All that practice in designing learning management systems has taken Ali Jafari to this new superbly functioning one—a system that works so very well for the global Share-It Culture. Over this past year, I have designed seven courses in CN for the Global English Program at FHSU. Two of the courses have been for face-to-face delivery, three have been for on-line delivery, and two are being delivered internationally in China for a blended learning model.

The tools that I have enjoyed the most in the CN include the Task, Poll and Post operations. These tools make it possible for me to create integrative learning modules that allow for the integrative sharing of information. When my fellow colleagues ask me about CourseNetworking, I tell them that it’s a global, social learning platform. Of particular interest for FHSU is CN’s Open Education Resource (OER) capabilities. And I am delighted to report that five of the seven courses I have created in CN rely on OER. So students do not need to purchase textbooks for these courses. Two of the courses that use a textbook are delivered in China, where students expect to have a textbook. But if I did not need to include a textbook for those courses, I would have used OER. In CN, the Task, Poll and Post operations make it particularly easy to integrate OER into the course site.

Global Social 

As a social media platform, this system enables students to share their work with each other and comment on each other’s work. The CN functionality is smooth, simple, fun and intuitive for anyone familiar with social media operations. So students can customize their posts with pictures, video and links that help to support their responses to coursework. Also built into the CN platform is an Anar Seed reward system that is customizable for Class Participation points. Just this week, I had a student remark that she nearly shouted out in glee during another class when she finally moved her Anar Seed amount from red—indicating that she is behind in points—to green—indicating that she is on track to meet the Class Participation requirements. I also have students who are in competition with me in the Anar Seed race for points; and I am delighted to report that many of them beat me each semester. For a look at CourseNetworking’s features, please go to this site.   

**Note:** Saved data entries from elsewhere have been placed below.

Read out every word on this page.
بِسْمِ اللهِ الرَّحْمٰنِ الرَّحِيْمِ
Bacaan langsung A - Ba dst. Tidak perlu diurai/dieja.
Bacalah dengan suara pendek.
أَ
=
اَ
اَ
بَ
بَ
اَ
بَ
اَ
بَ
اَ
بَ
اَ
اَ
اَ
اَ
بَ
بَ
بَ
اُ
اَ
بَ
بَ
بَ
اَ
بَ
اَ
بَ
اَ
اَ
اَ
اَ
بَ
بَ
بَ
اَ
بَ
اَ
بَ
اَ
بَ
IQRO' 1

And since CourseNetworking functions as a social media site, students in America connect with students in China, Malaysia, Thailand and Taiwan, where other universities are now using this system. 

Giving CourseNetworking (CN) a Try 

I encourage members of C2C to play around with CourseNetworking. Like some LMSes, you can create a course using a free version of CN. For full use of its functionality, an institution would need to purchase a CN Channel. Currently, I am encouraging FHSU to purchase a CN Channel. I truly believe that CN can help to make FHSU a mobile and global campus with the use of CN. And I also believe that in the future, universities will be multi-LMS campuses. A one-system model does not encourage innovation and change. 

For any institution interested in going beyond static, isolated and “box-like” learning platforms toward flexible, socially dynamic and globally capable platforms, I urge using CourseNetworking.